In dit onderzoek voeg ik vragen toe over de mate waarin bestaande meldpunten bekend
zijn. Dit onderzoek zal in januari starten en heeft naar verwachting een looptijd
van 6 maanden.
Reikwijdte meldpunten en hulplijnen & centraal meldpunt – In de petitie wordt tevens genoemd dat niet voor alle vormen van geweld meldpunten
of hulplijnen bestaan, zoals seksuele intimidatie en misbruik in de kerk of bij sportclubs.
Ook wordt gepleit voor één centraal meldpunt voor alle vormen van geweld.
Veilig Thuis is er voor iedereen die advies en ondersteuning wil bij of een melding
wil maken van (vermoedens van) huiselijk geweld en kindermishandeling. Onder huiselijk
geweld vallen verschillende vormen van geweld zoals lichamelijke mishandeling, psychische
mishandeling, financiële uitbuiting, verwaarlozing en seksueel misbruik. De focus
van Veilig Thuis ligt op veiligheid creëren bij geweld in huiselijke kring.
Iedereen die kortgeleden te maken heeft gehad met seksueel geweld, kan voor hulp en
advies terecht bij één van de Centra voor Seksueel Geweld (CSG) die zich op 16 locaties
in Nederland bevinden. Vanuit de CSG’s zetten artsen, verpleegkundigen, politie en
hulpverleners zich in voor slachtoffers van aanranding en verkrachting. Het CSG is
zowel telefonisch als via de chat te bereiken.
Voor grensoverschrijdend gedrag in de sport is er een centraal meldpunt ingericht,
namelijk Centrum Veilige Sport Nederland. Het Centrum Veilige Sport Nederland werkt
samen met andere meldpunten en verwijst door wanneer nodig, zowel naar formele als
naar informele organisaties. De online campagne «Blijf je stil of praat je erover»
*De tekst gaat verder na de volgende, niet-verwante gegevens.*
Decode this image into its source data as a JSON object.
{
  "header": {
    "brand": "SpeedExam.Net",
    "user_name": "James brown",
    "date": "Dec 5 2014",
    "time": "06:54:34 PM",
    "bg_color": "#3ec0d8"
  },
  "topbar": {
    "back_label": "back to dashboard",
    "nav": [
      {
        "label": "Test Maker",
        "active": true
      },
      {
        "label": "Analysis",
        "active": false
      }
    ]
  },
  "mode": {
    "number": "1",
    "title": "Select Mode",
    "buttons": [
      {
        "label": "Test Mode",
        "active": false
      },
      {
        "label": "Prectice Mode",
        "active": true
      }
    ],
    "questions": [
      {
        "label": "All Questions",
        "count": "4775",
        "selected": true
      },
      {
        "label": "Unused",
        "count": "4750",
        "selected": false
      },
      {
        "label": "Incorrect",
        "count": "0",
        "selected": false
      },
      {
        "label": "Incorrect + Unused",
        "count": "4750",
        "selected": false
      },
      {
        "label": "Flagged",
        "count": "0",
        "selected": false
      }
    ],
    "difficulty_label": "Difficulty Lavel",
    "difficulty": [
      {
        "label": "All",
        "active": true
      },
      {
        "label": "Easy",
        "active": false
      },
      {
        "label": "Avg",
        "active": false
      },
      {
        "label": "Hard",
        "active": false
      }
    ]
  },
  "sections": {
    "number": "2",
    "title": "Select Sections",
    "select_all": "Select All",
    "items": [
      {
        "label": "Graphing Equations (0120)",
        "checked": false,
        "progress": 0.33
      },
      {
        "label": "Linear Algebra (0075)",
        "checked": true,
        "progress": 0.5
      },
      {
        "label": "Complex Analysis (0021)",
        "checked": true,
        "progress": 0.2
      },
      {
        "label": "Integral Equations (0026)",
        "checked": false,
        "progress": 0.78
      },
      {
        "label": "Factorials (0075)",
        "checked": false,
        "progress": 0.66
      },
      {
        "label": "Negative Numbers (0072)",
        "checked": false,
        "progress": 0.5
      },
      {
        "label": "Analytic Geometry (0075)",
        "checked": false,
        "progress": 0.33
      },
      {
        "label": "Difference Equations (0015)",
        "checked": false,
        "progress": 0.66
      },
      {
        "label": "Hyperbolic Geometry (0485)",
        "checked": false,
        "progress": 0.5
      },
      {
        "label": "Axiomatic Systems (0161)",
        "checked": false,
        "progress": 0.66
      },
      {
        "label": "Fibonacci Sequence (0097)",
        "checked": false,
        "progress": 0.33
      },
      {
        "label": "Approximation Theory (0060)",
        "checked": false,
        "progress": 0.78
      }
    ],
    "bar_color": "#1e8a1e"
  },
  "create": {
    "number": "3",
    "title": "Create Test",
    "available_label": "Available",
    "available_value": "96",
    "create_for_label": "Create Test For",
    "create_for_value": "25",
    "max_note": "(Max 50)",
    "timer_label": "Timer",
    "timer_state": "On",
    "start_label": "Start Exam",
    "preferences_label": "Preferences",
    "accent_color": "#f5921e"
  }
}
beoogt de meldingsbereidheid en de bekendheid van het meldpunt verder te verhogen.
Het Centrum Veilige Sport Nederland beschikt ook over een chatfunctie en een anonieme
contactmogelijkheid, ter bevordering van laagdrempelig contact.
De Rooms Katholieke Kerk (RKK) heeft een eigen meldpunt opgericht voor grensoverschrijdend
gedrag binnen de RKK dat telefonisch en online te bereiken is.
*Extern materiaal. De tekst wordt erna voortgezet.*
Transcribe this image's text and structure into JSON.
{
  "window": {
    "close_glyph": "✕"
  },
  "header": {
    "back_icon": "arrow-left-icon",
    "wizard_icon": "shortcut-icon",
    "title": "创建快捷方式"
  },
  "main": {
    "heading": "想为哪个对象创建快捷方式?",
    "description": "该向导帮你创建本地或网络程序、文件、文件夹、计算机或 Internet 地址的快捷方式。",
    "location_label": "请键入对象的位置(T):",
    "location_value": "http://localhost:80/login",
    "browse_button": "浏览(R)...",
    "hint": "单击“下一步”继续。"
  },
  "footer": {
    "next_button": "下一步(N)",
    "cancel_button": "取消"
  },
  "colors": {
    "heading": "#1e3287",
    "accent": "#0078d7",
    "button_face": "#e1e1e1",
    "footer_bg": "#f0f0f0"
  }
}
Voor volwassenen die als kind geweld in de jeugdzorg hebben meegemaakt is er een centraal
informatie – en expertisepunt. Dit informatie – en expertisepunt biedt een luisterend
oor en ondersteuning bij het zoeken naar hulp. Contact is mogelijk per telefoon, mail
en binnenkort ook per chat.
De Minister voor Rechtsbescherming gaat een meldplicht verkennen voor bestuurders,
toegespitst op seksueel misbruik door beroepskrachten of vrijwilligers binnen hun
particuliere organisatie. Meer informatie hierover leest u op pagina 15 en 16 van
de Kamerbrief van 18 juni 2021, waarmee de Voortgangsrapportage van het programma
Geweld hoort Nergens Thuis is aangeboden aan de Tweede Kamer2.
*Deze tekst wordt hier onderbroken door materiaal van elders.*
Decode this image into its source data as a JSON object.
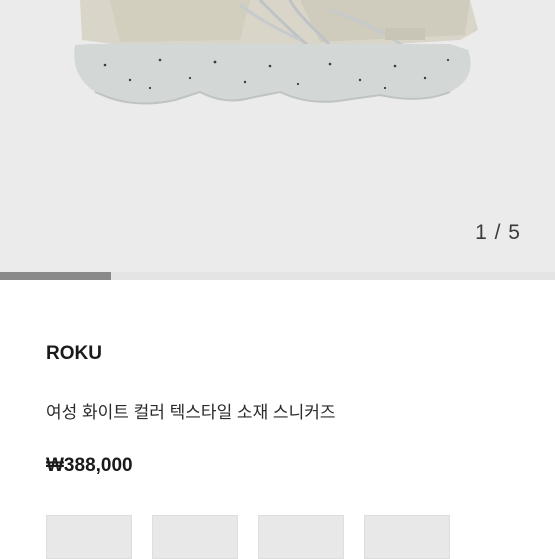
{
  "gallery": {
    "counter": "1 / 5",
    "image_alt": "sneaker",
    "progress": 0.2,
    "thumbnail_count": 4
  },
  "product": {
    "brand": "ROKU",
    "name": "여성 화이트 컬러 텍스타일 소재 스니커즈",
    "price": "₩388,000"
  }
}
Er zijn dus al verschillende meldpunten voor verschillende vormen van geweld, voor
verschillende doelgroepen. De aandacht die in de petitie wordt gevraagd voor vormen
van geweld waarvoor mogelijk geen meld- of hulpdiensten bestaan, neem ik desondanks
ter harte. Ik ben het er namelijk mee eens dat voor slachtoffers van huiselijk geweld,
en in het kader van de petitie specifiek voor meisjes en vrouwen, adequate, laagdrempelige
hulp beschikbaar dient te zijn en dat deze voldoende bekend moet zijn. De vraag of
het wenselijk is om voor alle vormen van geweld aparte meld- of hulplijnen in het
leven te roepen neem ik tevens mee in het eerder genoemde onderzoek dat ik uit laat
voeren. Specifieke meld- en hulppunten kunnen een meerwaarde hebben naast het algemene
meld- en adviespunt van Veilig Thuis.
Praktische bereikbaarheid – In de petitie wordt tevens gepleit voor vormen van melden of het verkrijgen van laagdrempelig
advies, anders dan telefonisch of per mail. Deze zienswijze delen betrokken partijen
– waaronder de VNG en de Veilig Thuis-organisaties – en ik. Het is wenselijk dat ook
slachtoffers die niet in de gelegenheid zijn te bellen, op een laagdrempelige wijze
contact kunnen maken met een hulpverlener. De chat is hier een geschikt middel voor
dat past in deze tijd en inmiddels is geïmplementeerd bij alle Veilig Thuis-organisaties.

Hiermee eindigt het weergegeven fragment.